Ladybrook Lane is the visual metaphor we use as our lesson design sequence.
It has been developed in line with the latest educational research and is in line with the Teaching and Learning expectations of the Flying High Trust.
Pre-teaching is where we deliver the pre-requisite knowledge or skills required to access the upcoming learning.
A pre-teach is the equivalent of giving children a 'head start' to new learning.
Not all lessons will have a pre-teach element.
Children retrieve the required prior knowledge out of their long-term memory so we can build on it through the lesson. Knowledge that is retrieved is then re-encoded stronger back into long-term memory stronger at the end of the lesson.
This section is where the children learn from direct instruction and teacher modelling. The teacher introduces the new learning by showing how it builds on the knowledge that they have just retrieved from long-term memory.

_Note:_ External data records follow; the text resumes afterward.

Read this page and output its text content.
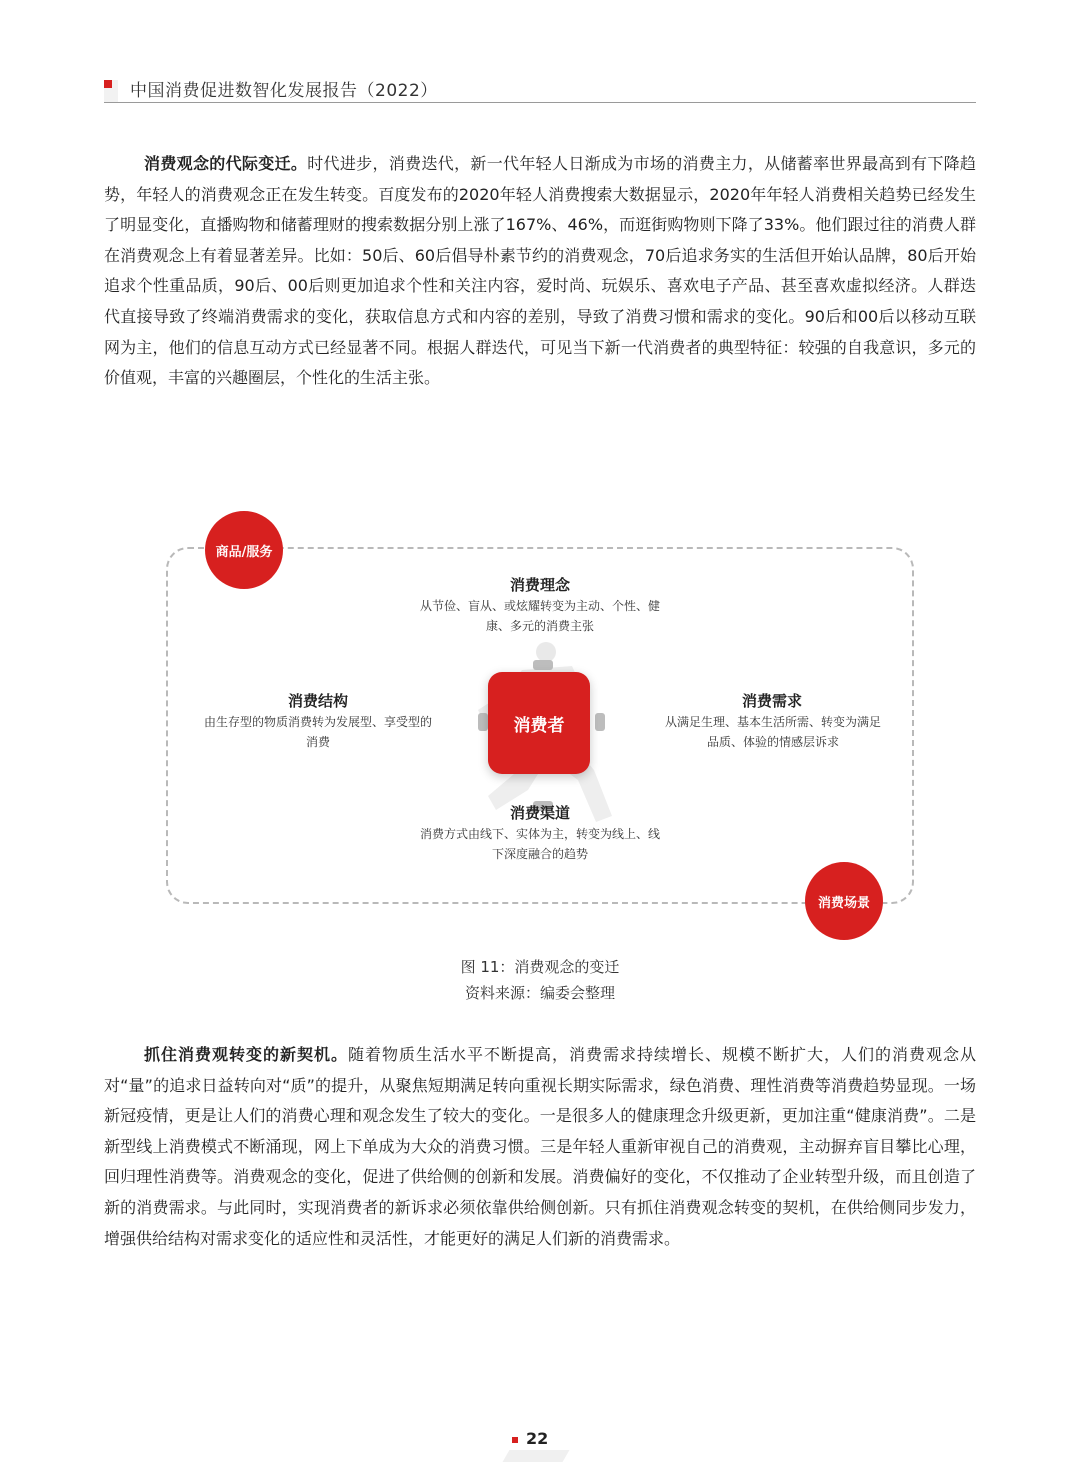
中国消费促进数智化发展报告（2022）

消费观念的代际变迁。时代进步，消费迭代，新一代年轻人日渐成为市场的消费主力，从储蓄率世界最高到有下降趋势，年轻人的消费观念正在发生转变。百度发布的2020年轻人消费搜索大数据显示，2020年年轻人消费相关趋势已经发生了明显变化，直播购物和储蓄理财的搜索数据分别上涨了167%、46%，而逛街购物则下降了33%。他们跟过往的消费人群在消费观念上有着显著差异。比如：50后、60后倡导朴素节约的消费观念，70后追求务实的生活但开始认品牌，80后开始追求个性重品质，90后、00后则更加追求个性和关注内容，爱时尚、玩娱乐、喜欢电子产品、甚至喜欢虚拟经济。人群迭代直接导致了终端消费需求的变化，获取信息方式和内容的差别，导致了消费习惯和需求的变化。90后和00后以移动互联网为主，他们的信息互动方式已经显著不同。根据人群迭代，可见当下新一代消费者的典型特征：较强的自我意识，多元的价值观，丰富的兴趣圈层，个性化的生活主张。

商品/服务
消费场景
消费者
消费理念
从节俭、盲从、或炫耀转变为主动、个性、健康、多元的消费主张
消费结构
由生存型的物质消费转为发展型、享受型的消费
消费需求
从满足生理、基本生活所需、转变为满足品质、体验的情感层诉求
消费渠道
消费方式由线下、实体为主，转变为线上、线下深度融合的趋势
图 11：消费观念的变迁
资料来源：编委会整理

抓住消费观转变的新契机。随着物质生活水平不断提高，消费需求持续增长、规模不断扩大，人们的消费观念从对“量”的追求日益转向对“质”的提升，从聚焦短期满足转向重视长期实际需求，绿色消费、理性消费等消费趋势显现。一场新冠疫情，更是让人们的消费心理和观念发生了较大的变化。一是很多人的健康理念升级更新，更加注重“健康消费”。二是新型线上消费模式不断涌现，网上下单成为大众的消费习惯。三是年轻人重新审视自己的消费观，主动摒弃盲目攀比心理，回归理性消费等。消费观念的变化，促进了供给侧的创新和发展。消费偏好的变化，不仅推动了企业转型升级，而且创造了新的消费需求。与此同时，实现消费者的新诉求必须依靠供给侧创新。只有抓住消费观念转变的契机，在供给侧同步发力，增强供给结构对需求变化的适应性和灵活性，才能更好的满足人们新的消费需求。

22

At this stage of the lesson, children begin to apply their new learning themselves under the supervision of the teacher. Answers and responses are shared with peers either in pairs, groups or whole class discussion. The teacher will use this opportunity to gradually reduce and remove any scaffolds currently in place. They will also address any misconceptions prior to independent practice.
At this stage children will apply their learning independently. It is the expectation that all learners will go beyond just replicating what has been modelled to ensure that the new learning is encoded into long-term memory. The teacher will work the room to assess children in the moment and provide intervention as required.
To conclude the lesson, the key learning is reiterated and reflected on by the children. This helps to encode this in long-term memory.